Whoa! Who needs to order Chinese take out when you can make it right at home???
Found this recipe for Sesame Chicken on Blog Chef and it turned out amazing. I did end up omitting the raspberry wine from the marinade and substituted black pepper for the white. The chicken turned out wonderful, very juicy on the inside and crispy on the outside.
I paired the chicken with a recipe inspired by a stir fried rice dish from Chifa, a Philadelphia restaurant owned by chef Jose Garces.

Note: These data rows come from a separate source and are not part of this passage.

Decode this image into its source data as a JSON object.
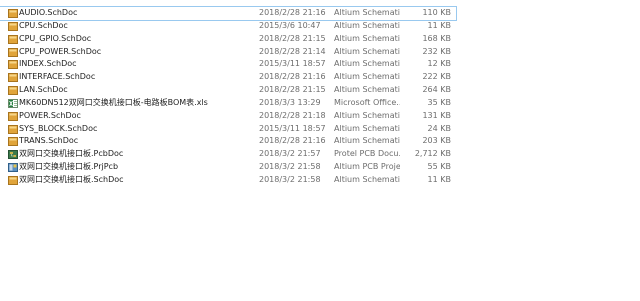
{
  "files": [
    {
      "name": "AUDIO.SchDoc",
      "date": "2018/2/28 21:16",
      "type": "Altium Schemati...",
      "size": "110 KB",
      "icon": "schdoc-icon",
      "selected": true
    },
    {
      "name": "CPU.SchDoc",
      "date": "2015/3/6 10:47",
      "type": "Altium Schemati...",
      "size": "11 KB",
      "icon": "schdoc-icon"
    },
    {
      "name": "CPU_GPIO.SchDoc",
      "date": "2018/2/28 21:15",
      "type": "Altium Schemati...",
      "size": "168 KB",
      "icon": "schdoc-icon"
    },
    {
      "name": "CPU_POWER.SchDoc",
      "date": "2018/2/28 21:14",
      "type": "Altium Schemati...",
      "size": "232 KB",
      "icon": "schdoc-icon"
    },
    {
      "name": "INDEX.SchDoc",
      "date": "2015/3/11 18:57",
      "type": "Altium Schemati...",
      "size": "12 KB",
      "icon": "schdoc-icon"
    },
    {
      "name": "INTERFACE.SchDoc",
      "date": "2018/2/28 21:16",
      "type": "Altium Schemati...",
      "size": "222 KB",
      "icon": "schdoc-icon"
    },
    {
      "name": "LAN.SchDoc",
      "date": "2018/2/28 21:15",
      "type": "Altium Schemati...",
      "size": "264 KB",
      "icon": "schdoc-icon"
    },
    {
      "name": "MK60DN512双网口交换机接口板-电路板BOM表.xls",
      "date": "2018/3/3 13:29",
      "type": "Microsoft Office...",
      "size": "35 KB",
      "icon": "excel-icon"
    },
    {
      "name": "POWER.SchDoc",
      "date": "2018/2/28 21:18",
      "type": "Altium Schemati...",
      "size": "131 KB",
      "icon": "schdoc-icon"
    },
    {
      "name": "SYS_BLOCK.SchDoc",
      "date": "2015/3/11 18:57",
      "type": "Altium Schemati...",
      "size": "24 KB",
      "icon": "schdoc-icon"
    },
    {
      "name": "TRANS.SchDoc",
      "date": "2018/2/28 21:16",
      "type": "Altium Schemati...",
      "size": "203 KB",
      "icon": "schdoc-icon"
    },
    {
      "name": "双网口交换机接口板.PcbDoc",
      "date": "2018/3/2 21:57",
      "type": "Protel PCB Docu...",
      "size": "2,712 KB",
      "icon": "pcbdoc-icon"
    },
    {
      "name": "双网口交换机接口板.PrjPcb",
      "date": "2018/3/2 21:58",
      "type": "Altium PCB Proje...",
      "size": "55 KB",
      "icon": "prjpcb-icon"
    },
    {
      "name": "双网口交换机接口板.SchDoc",
      "date": "2018/3/2 21:58",
      "type": "Altium Schemati...",
      "size": "11 KB",
      "icon": "schdoc-icon"
    }
  ]
}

Stir fried rice with Mango and Chorizo.
1 cup of white rice.
1/2 cup of edemame removed from the pod
half of a mango chopped
1 small white onion chopped
1 container of mushrooms
2 garlic cloves chopped
1 link of chorizo
2 tbsp of canola oil
2 tbsp of soy sauce
pepper to taste
Boil rice and set aside. In a wok heat oil and soy sauce. Add onions, mushrooms, edamame and garlic. Cook until onions are translucent stirring often. Add cooked rice and chorizo. You may want to add a bit more soy sauce to the mix to get a nice color to the rice. Cook for about 10 minutes stirring every minute or so. Right before serving add the chopped mango and season with pepper.
The addition of the chorizo and mango brought boring fried rice up to another level.